Dozens of once-crystal-clear streams and rivers in Arctic Alaska are now bright orange and murky, and in some cases more acidic. This otherwise undeveloped landscape now looks like an industrial mine has been in operation for decades, and scientists want to know why.

Roman Dayal, a professor of biology and mathematics at Alaska Pacific University, first noticed dramatic changes in water quality during fieldwork in the Brooks Range in 2020. He spent a month with a team of six graduate students and they couldn’t find enough drinking water. “There are so many streams that are not just colored, they are so sour that they curdle your milk powder,” he said. In others, the water was clear, “but it was not to be drunk, because it had a very strange mineral taste and a pungent smell.”

Dayal, who has devoted the last 40 years to Arctic research, has been collecting data on changes to the Alaska forest belt caused by climate change for a project that also involved ecologist Patrick Sullivan, director of the university’s Institute for Environment and Natural Resources. Anchorage, Alaska and Becky Hewitt, professor of environmental studies at Amherst College. The team is now investigating the water quality mystery. “I feel like a graduate student again in a lab I don’t know anything about and I’m fascinated by it,” Dayal said.

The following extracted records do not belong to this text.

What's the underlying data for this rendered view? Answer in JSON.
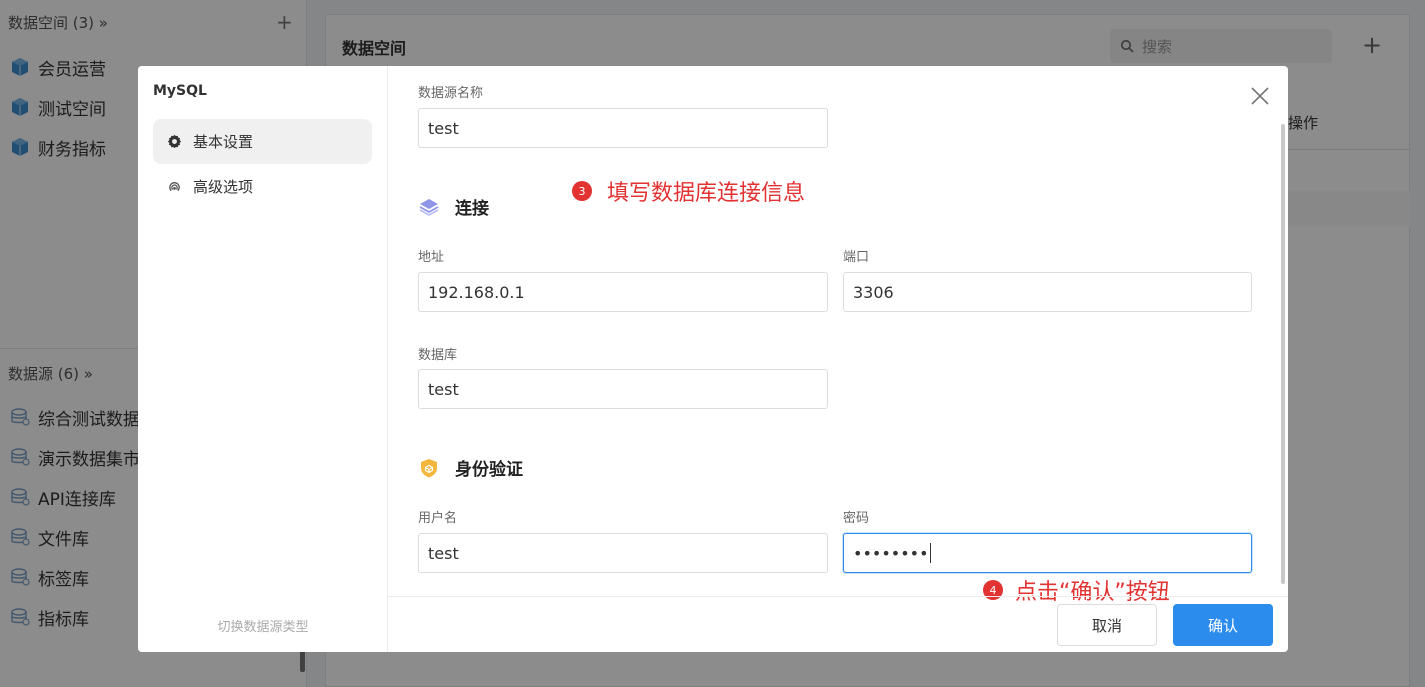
{
  "left_panel": {
    "spaces_header": "数据空间 (3) »",
    "add_symbol": "+",
    "spaces": [
      {
        "label": "会员运营"
      },
      {
        "label": "测试空间"
      },
      {
        "label": "财务指标"
      }
    ],
    "sources_header": "数据源 (6) »",
    "sources": [
      {
        "label": "综合测试数据"
      },
      {
        "label": "演示数据集市"
      },
      {
        "label": "API连接库"
      },
      {
        "label": "文件库"
      },
      {
        "label": "标签库"
      },
      {
        "label": "指标库"
      }
    ]
  },
  "content": {
    "title": "数据空间",
    "search_placeholder": "搜索",
    "add_symbol": "+",
    "operation_column": "操作"
  },
  "modal": {
    "source_type": "MySQL",
    "nav": [
      {
        "label": "基本设置",
        "active": true
      },
      {
        "label": "高级选项",
        "active": false
      }
    ],
    "switch_type": "切换数据源类型",
    "name_label": "数据源名称",
    "name_value": "test",
    "connection_title": "连接",
    "address_label": "地址",
    "address_value": "192.168.0.1",
    "port_label": "端口",
    "port_value": "3306",
    "database_label": "数据库",
    "database_value": "test",
    "auth_title": "身份验证",
    "username_label": "用户名",
    "username_value": "test",
    "password_label": "密码",
    "password_value": "••••••••",
    "cancel_label": "取消",
    "confirm_label": "确认"
  },
  "annotations": {
    "step3_number": "3",
    "step3_text": "填写数据库连接信息",
    "step4_number": "4",
    "step4_text": "点击“确认”按钮"
  },
  "colors": {
    "primary": "#2b8cee",
    "annotation": "#e23232",
    "cube": "#3d8fd6",
    "layers": "#8f96e8",
    "shield": "#f4b73e"
  }
}
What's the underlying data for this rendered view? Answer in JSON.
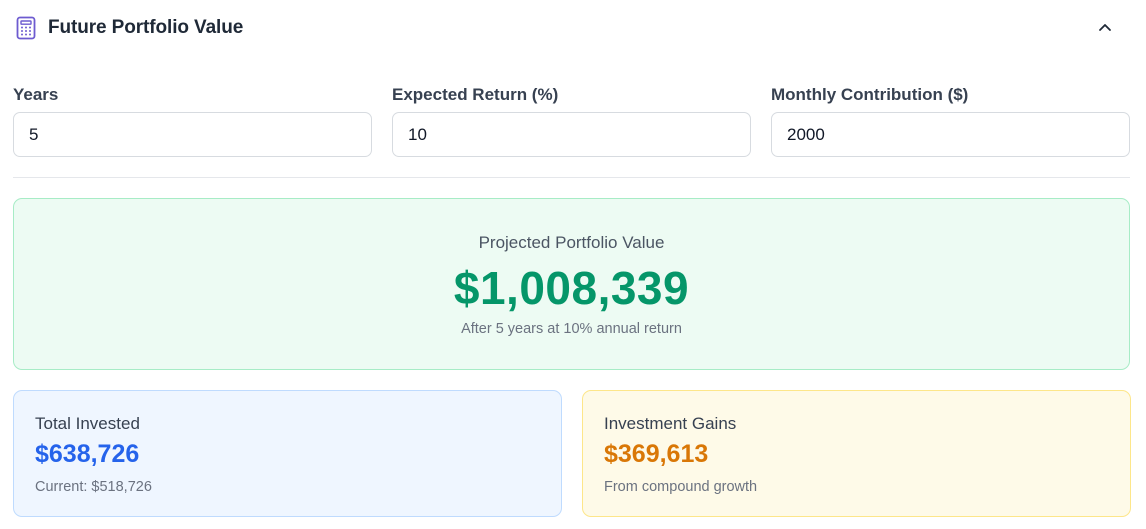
{
  "header": {
    "title": "Future Portfolio Value",
    "icon": "calculator-icon",
    "collapse_icon": "chevron-up-icon",
    "accent_color": "#6d5bd0"
  },
  "inputs": {
    "years": {
      "label": "Years",
      "value": "5"
    },
    "expected_return": {
      "label": "Expected Return (%)",
      "value": "10"
    },
    "monthly_contribution": {
      "label": "Monthly Contribution ($)",
      "value": "2000"
    }
  },
  "projected": {
    "label": "Projected Portfolio Value",
    "value": "$1,008,339",
    "subtitle": "After 5 years at 10% annual return",
    "color": "#059669"
  },
  "total_invested": {
    "label": "Total Invested",
    "value": "$638,726",
    "subtitle": "Current: $518,726",
    "color": "#2563eb"
  },
  "investment_gains": {
    "label": "Investment Gains",
    "value": "$369,613",
    "subtitle": "From compound growth",
    "color": "#d97706"
  }
}
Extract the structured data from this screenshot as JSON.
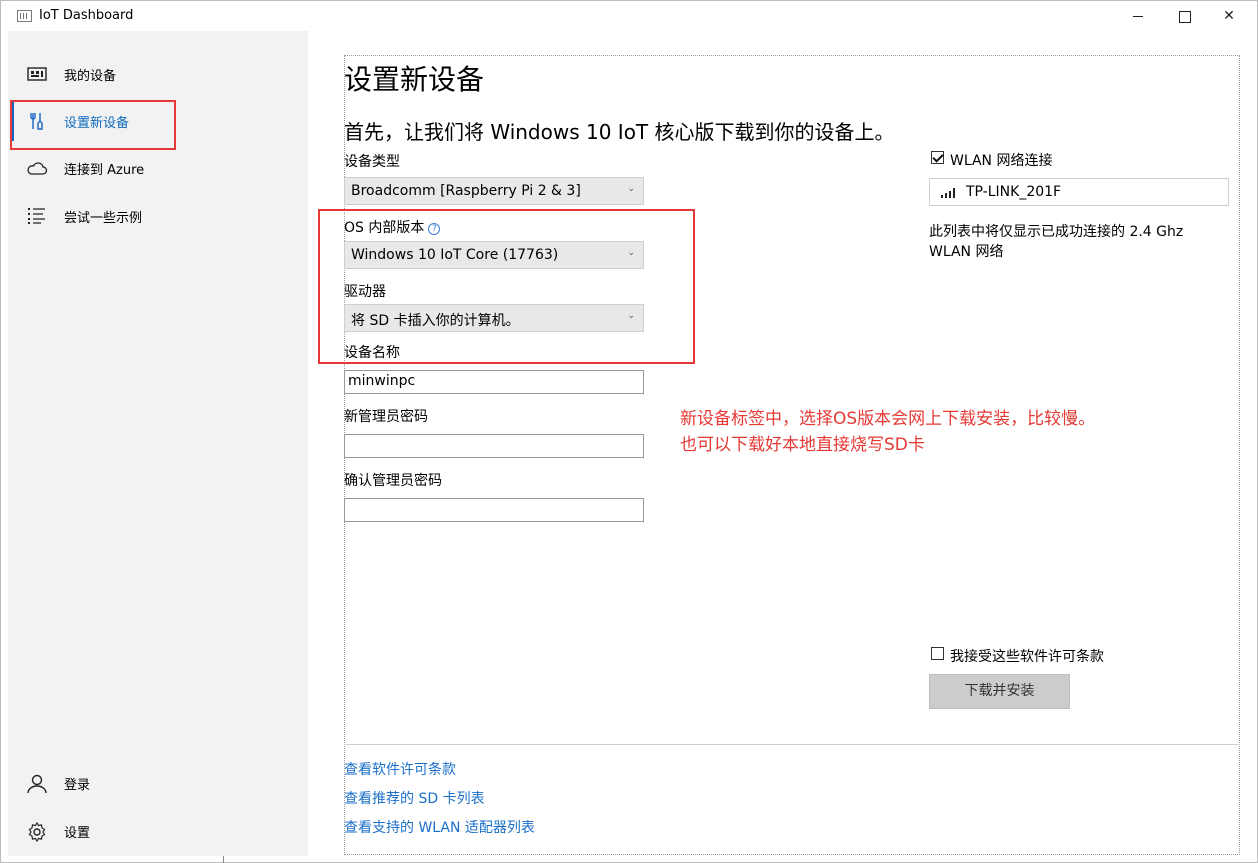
{
  "window": {
    "title": "IoT Dashboard"
  },
  "sidebar": {
    "items": [
      {
        "label": "我的设备",
        "icon": "devices-icon"
      },
      {
        "label": "设置新设备",
        "icon": "tools-icon",
        "active": true
      },
      {
        "label": "连接到 Azure",
        "icon": "cloud-icon"
      },
      {
        "label": "尝试一些示例",
        "icon": "list-icon"
      }
    ],
    "bottom": [
      {
        "label": "登录",
        "icon": "person-icon"
      },
      {
        "label": "设置",
        "icon": "gear-icon"
      }
    ]
  },
  "main": {
    "title": "设置新设备",
    "subtitle": "首先，让我们将 Windows 10 IoT 核心版下载到你的设备上。",
    "device_type": {
      "label": "设备类型",
      "value": "Broadcomm [Raspberry Pi 2 & 3]"
    },
    "os_build": {
      "label": "OS 内部版本",
      "value": "Windows 10 IoT Core (17763)"
    },
    "drive": {
      "label": "驱动器",
      "value": "将 SD 卡插入你的计算机。"
    },
    "device_name": {
      "label": "设备名称",
      "value": "minwinpc"
    },
    "new_password": {
      "label": "新管理员密码",
      "value": ""
    },
    "confirm_password": {
      "label": "确认管理员密码",
      "value": ""
    },
    "wlan": {
      "label": "WLAN 网络连接",
      "checked": true,
      "network": "TP-LINK_201F",
      "note": "此列表中将仅显示已成功连接的 2.4 Ghz WLAN 网络"
    },
    "license": {
      "label": "我接受这些软件许可条款",
      "checked": false
    },
    "install_button": "下载并安装",
    "links": [
      "查看软件许可条款",
      "查看推荐的 SD 卡列表",
      "查看支持的 WLAN 适配器列表"
    ]
  },
  "annotation": {
    "line1": "新设备标签中，选择OS版本会网上下载安装，比较慢。",
    "line2": "也可以下载好本地直接烧写SD卡",
    "color": "#e53935"
  },
  "colors": {
    "accent": "#0f6cbd",
    "sidebar_bg": "#f2f2f2",
    "link": "#1a6fc9",
    "highlight": "#e53935"
  }
}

Most rusty waterways are located within some of Alaska’s most remote protected areas: the Arctic National Wildlife Refuge, the Arctic Gateway National Park and Preserve, the Kobuk Valley National Park, and the Selawik Wildlife Sanctuary.

The phenomenon is striking. “It seems like something has been hacked or something has been put on display in a way that has never been seen before,” Dayal said. “All the hard rock geologists who look at these pictures are like, ‘Oh, that looks like acid mine tailings.’ But this is not mine waste. According to the researchers, the rusty coating on the rocks and river banks comes from the earth itself.

The prevailing hypothesis is that climate warming is causing degradation of the underlying permafrost. This releases iron-rich deposits, and when these deposits enter running water and outdoors, they oxidize and take on a deep rusty orange color. Oxidation of minerals in the soil can also make water more acidic. The research team is still in the early stages of the process of identifying the cause in order to better explain the consequences. “I think the pH issue” — the acidity of the water — is “really worrisome,” Hewitt said. While pH regulates many of the biotic and chemical processes in streams and rivers, the exact effects on the complex food webs found in these waterways are unknown. From fish to bed bugs to plant communities, the research team isn’t sure what changes could happen.

The rusting of Alaska’s rivers is also likely to affect human communities. Rivers such as the Kobuk and Wulik, where rust has been observed, also serve as sources of drinking water for many predominantly indigenous communities in northwest Alaska. One of the main concerns, Sullivan said, is how water quality, if it continues to deteriorate, could affect species that serve as a primary food source for subsistence Alaska Natives.